Ce numéro de Diapason est encore facilement trouvable. Soit directement auprès de la revue, soit sur des sites de vente de livres d'occasion sur internet. Il me semble constituer une bonne porte d'entrée vers ces artistes si particuliers.



* * * * * *

[Note 1] Les restes de Farinelli ont même été exhumés en 2006 pour permettre une étude des transformations de son corps après la castration. Voir cet article-là, tiré de la revue La tribune.

[Note 2] Quelques portraits et caricatures de Farinelli, sur cette page-là.

jeudi 21 juin 2007

Paris en portfolio

J'avais éclairé de ma lanterne le livre Le Paris des Lumières, superbe invitation au voyage.

Parfois, je me demande si je finirai par craquer pour la reproduction du plan de Turgot présenté en portfolio en tirage limité...

A moins qu'une bonne âme ne se décide à me l'offrir...

Qui sait ? On peut toujours rêver, non ?

mercredi 20 juin 2007

Pour les yeux et les oreilles


A Louis-Armand qui me demandait mes goûts musicaux, dans un commentaire sur le billet sur Vivaldi, plutôt que de tenter le périlleux exercice de la synthèse ou celui de la liste sans fin, je vais répondre par un exemple, avec le coffret DVD du film Don Giovanni de Losey, adapté de l'opéra de Mozart et Da Ponte. Il s'agit, en fait d'un opéra filmé non sur les planches d'un théâtre mais en décors naturels.

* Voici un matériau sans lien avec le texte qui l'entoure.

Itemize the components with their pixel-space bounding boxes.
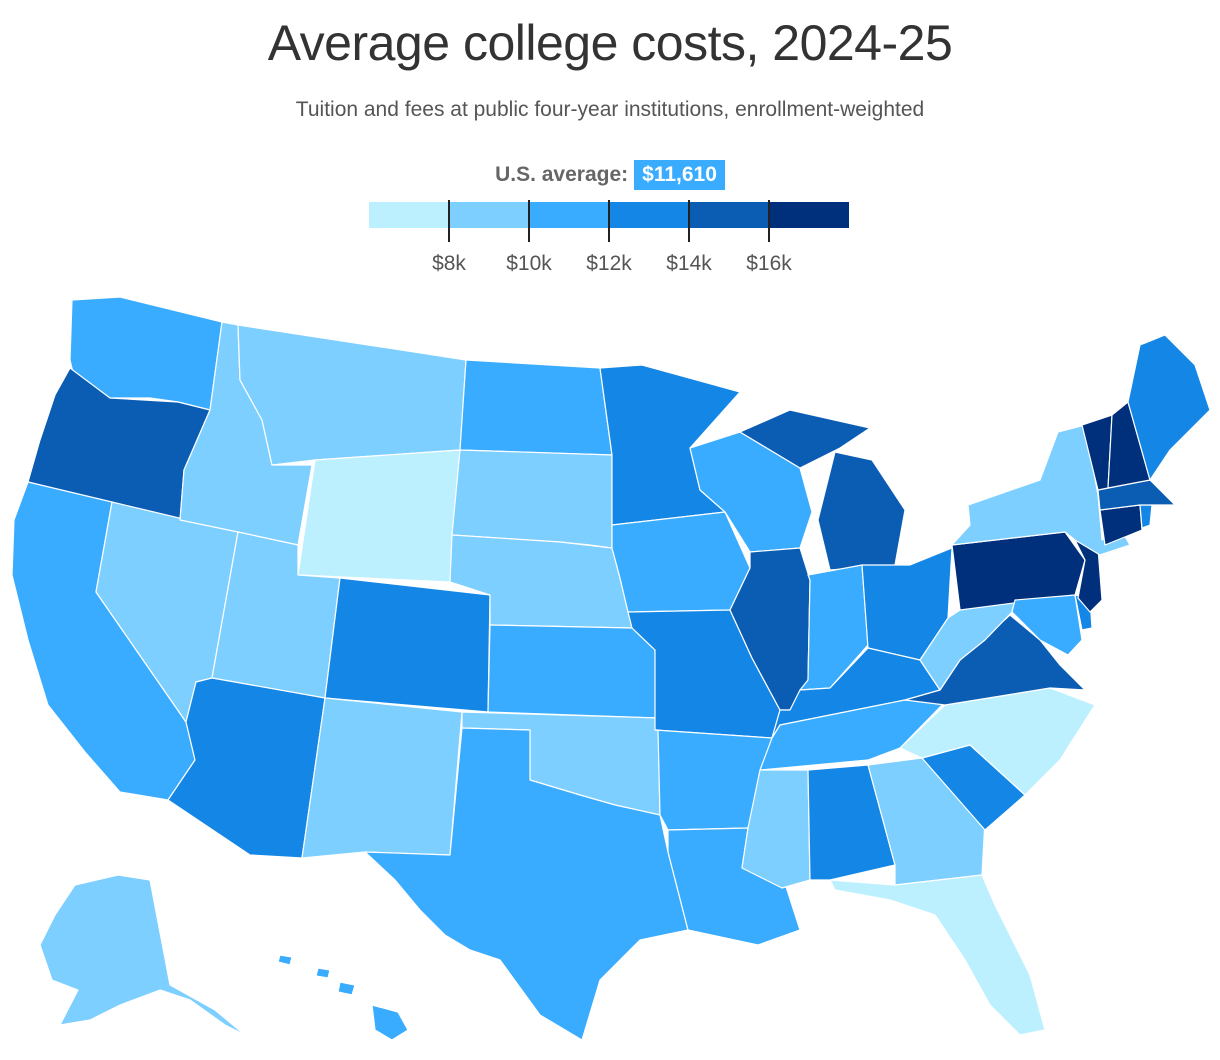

Le film ne date pas d'hier (il est de 1979), mais il a été réédité en version entièrement remasterisée, notamment pour la bande-son.
Bien sûr, ce genre ne plaira pas à tout le monde (il faut tout même apprécier l'opéra), mais n'ayons pas peur des mots : il s'agit là d'un chef-d'oeuvre cinématographique adapté d'un chef d'oeuvre musical.

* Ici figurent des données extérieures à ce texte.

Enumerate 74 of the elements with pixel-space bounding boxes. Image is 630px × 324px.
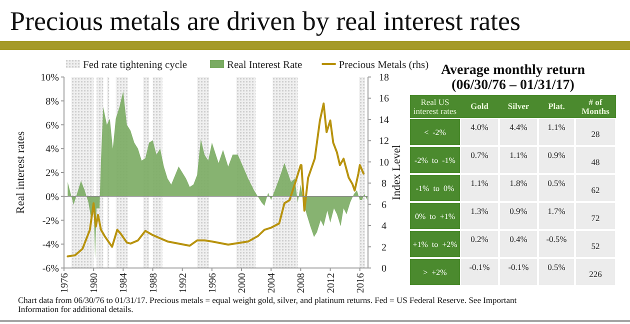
y2-tick-label: 0 <box>382 264 386 274</box>
data-label: 1.3% <box>470 206 488 216</box>
data-label: 0.2% <box>470 234 488 244</box>
data-label: -0.1% <box>508 262 529 272</box>
y-axis-title: Real interest rates <box>15 130 27 214</box>
y-tick-label: -4% <box>42 240 59 251</box>
legend-label: Precious Metals (rhs) <box>338 60 430 71</box>
x-tick-label: Gold <box>470 101 489 111</box>
chart-subtitle: (06/30/76 – 01/31/17) <box>452 78 575 93</box>
data-label: -0.1% <box>469 262 490 272</box>
legend-label: Real Interest Rate <box>227 60 303 71</box>
data-label: 28 <box>591 129 600 139</box>
y-tick-label: < -2% <box>424 128 446 137</box>
y2-axis-title: Index Level <box>391 144 403 200</box>
data-label: 1.1% <box>548 122 566 132</box>
y-tick-label: +1% to +2% <box>412 240 458 249</box>
data-label: 0.5% <box>548 262 566 272</box>
y-tick-label: > +2% <box>423 268 448 277</box>
y2-tick-label: 2 <box>382 242 386 254</box>
x-tick-label: 1988 <box>148 273 160 293</box>
x-tick-label: # of Months <box>582 97 610 116</box>
legend-label: Fed rate tightening cycle <box>83 60 188 71</box>
y2-tick-label: 16 <box>379 94 389 105</box>
chart-title: Average monthly return <box>440 63 586 78</box>
y2-tick-label: 14 <box>379 114 389 126</box>
data-label: 1.8% <box>510 178 528 188</box>
x-tick-label: 1976 <box>60 273 70 293</box>
data-label: 72 <box>591 213 600 223</box>
data-label: 0.9% <box>510 206 528 216</box>
y-tick-label: 4% <box>46 144 59 156</box>
y-tick-label: -6% <box>42 264 59 274</box>
data-label: 52 <box>591 241 600 251</box>
data-label: 226 <box>589 269 602 279</box>
y2-tick-label: 18 <box>379 72 389 84</box>
y2-tick-label: 6 <box>382 200 386 211</box>
y-tick-label: -1% to 0% <box>416 184 454 193</box>
data-label: 0.4% <box>510 234 528 244</box>
y-tick-label: 10% <box>40 72 59 84</box>
y2-tick-label: 4 <box>382 221 386 232</box>
x-tick-label: 1984 <box>118 273 130 293</box>
y-tick-label: 0% to +1% <box>414 212 456 221</box>
x-tick-label: 1992 <box>178 273 189 293</box>
data-label: 4.4% <box>510 122 528 132</box>
x-tick-label: 1980 <box>89 273 100 293</box>
data-label: 0.7% <box>470 150 488 160</box>
x-tick-label: 2004 <box>266 273 278 293</box>
y2-tick-label: 10 <box>379 157 389 168</box>
x-tick-label: 1996 <box>207 273 218 293</box>
x-tick-label: Silver <box>508 101 530 111</box>
chart-title: Precious metals are driven by real interest rates <box>10 6 521 36</box>
y-tick-label: 2% <box>46 168 59 179</box>
data-label: 1.7% <box>548 206 566 216</box>
x-tick-label: 2012 <box>326 273 337 293</box>
y2-tick-label: 8 <box>382 178 386 190</box>
data-label: -0.5% <box>546 234 567 244</box>
data-label: 4.0% <box>470 122 488 132</box>
x-tick-label: 2008 <box>296 273 308 293</box>
data-label: 1.1% <box>510 150 528 160</box>
y-tick-label: -2% to -1% <box>414 156 456 165</box>
y-tick-label: -2% <box>42 216 59 227</box>
text: Chart data from 06/30/76 to 01/31/17. Precious metals = equal weight gold, silver, and platinum returns. Fed = US Federal Reserve. See Important Information for additional details. <box>18 295 518 314</box>
y2-tick-label: 12 <box>379 136 389 148</box>
data-label: 62 <box>591 185 600 195</box>
data-label: 0.5% <box>548 178 566 188</box>
x-tick-label: 2016 <box>355 273 366 293</box>
data-label: 48 <box>591 157 600 167</box>
x-tick-label: Plat. <box>548 101 565 111</box>
y-tick-label: 6% <box>46 120 59 132</box>
y-axis-title: Real US interest rates <box>413 97 457 116</box>
y-tick-label: 0% <box>46 192 59 203</box>
x-tick-label: 2000 <box>237 273 248 293</box>
data-label: 1.1% <box>470 178 488 188</box>
y-tick-label: 8% <box>46 96 59 108</box>
data-label: 0.9% <box>548 150 566 160</box>
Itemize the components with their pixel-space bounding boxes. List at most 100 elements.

Losey a su donner à cet opéra une identité visuelle, photographique, magnifique, utilisant pour cela les décors vénitiens de toute splendeur.
Quant à l'interprétation chantée, le casting est déjà alléchant (Ruggero Raimondi, Kiri Te Kanawa, Jose Van Dam, Teresa Berganza, etc.) et les prestations sont, à mon avis, d'anthologie.
Bref, pour les passionnés ou pour les curieux, une plongée dans une oeuvre superbe et abordable même pour les néophytes.
Cette édition en coffret offre des suppléments très intéressants, ainsi que le libretto complet de l'opéra.

Pour les amateurs d'art, je vous conseille un petit coup d'oeil à un croquis réalisé par Alexander Trauner pour la préparation des décors de ce film. J'en ai découvert un sur cette page-là.
Voici un lien direct vers l'image en question.
Je suis preneur d'autres images de ce genre. Avis à la population !

Marquise... pas exquise

Sans me bercer de trop grandes illusions sur ce que cela pourrait donner, j'avais regardé, voici quelques mois, le téléfilm en deux parties de Robin Davis sur Madame de Pompadour, diffusé sur France 2.

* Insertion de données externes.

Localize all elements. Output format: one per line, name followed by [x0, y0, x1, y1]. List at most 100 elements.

Ce téléfilm met en vedette la marquise de Pompadour (bien sûr), principalement sous la perspective de sa relation amoureuse avec Louis XV, et de ses tracas avec la famille royale et le parti dévot. Cette perspective sentimentale occulte, en grande partie, les autres aspects de l'influence qu'a eue la marquise sur le souverain (l'influence politique, notamment, en particulier dans le "renversement des alliances" au détriment de la Prusse et en faveur de l'Autriche) et aussi sur les arts.

Quant à Louis XV, le portrait qu'en fait ce téléfilm manque un peu de nuances, à mon goût. Certes, le monarque a fait preuve de versatilité, d'indécision, mais cette fiction pousse le portrait vers la caricature. Bon, ce n'était pas comme Didier Bourdon en Louis XV dans le Fanfan la Tulipe de Gérard Krawczyk, mais tout de même...

Deux portraits unidimensionnels, donc, univoques : la marquise presque parfaite et victime des mauvaises gens, et le roi presque benêt. Deux portraits plutôt bien servis par les interprètes principaux, Hélène de Fougerolles (qui manquait un peu de sel, toutefois) et Vincent Perez, mais deux acteurs qui semblaient parfois empruntés dans ce format télé, alors qu'ils sont bien plus à l'aise au cinéma.

J'ai eu un peu de mal, en revanche, à accepter Charlotte de Turckheim (que j'apprécie beaucoup comme actrice par ailleurs) dans le rôle de la reine. Du fait de son âge, elle me donnait plutôt l'impression de pouvoir jouer la mère du roi...
Bref, comme bien de ces genres de téléfilms, la réalisation générale fait "télé" plus que cinéma, et manque donc de pêche, de punch. Ce qui faisait confiner ce téléfilm à la bluette.
En résumé, ce n'était pas vraiment du niveau d'un film comme Ridicule (mais je ne voyais pas cela non plus comme référence face à un téléfilm), mais en-dessous également, à mes yeux, d'un téléfilm comme La bête du Gévaudan de Patrick Volson avec les Stévenin père (Jean-François) et fils (Sagamore).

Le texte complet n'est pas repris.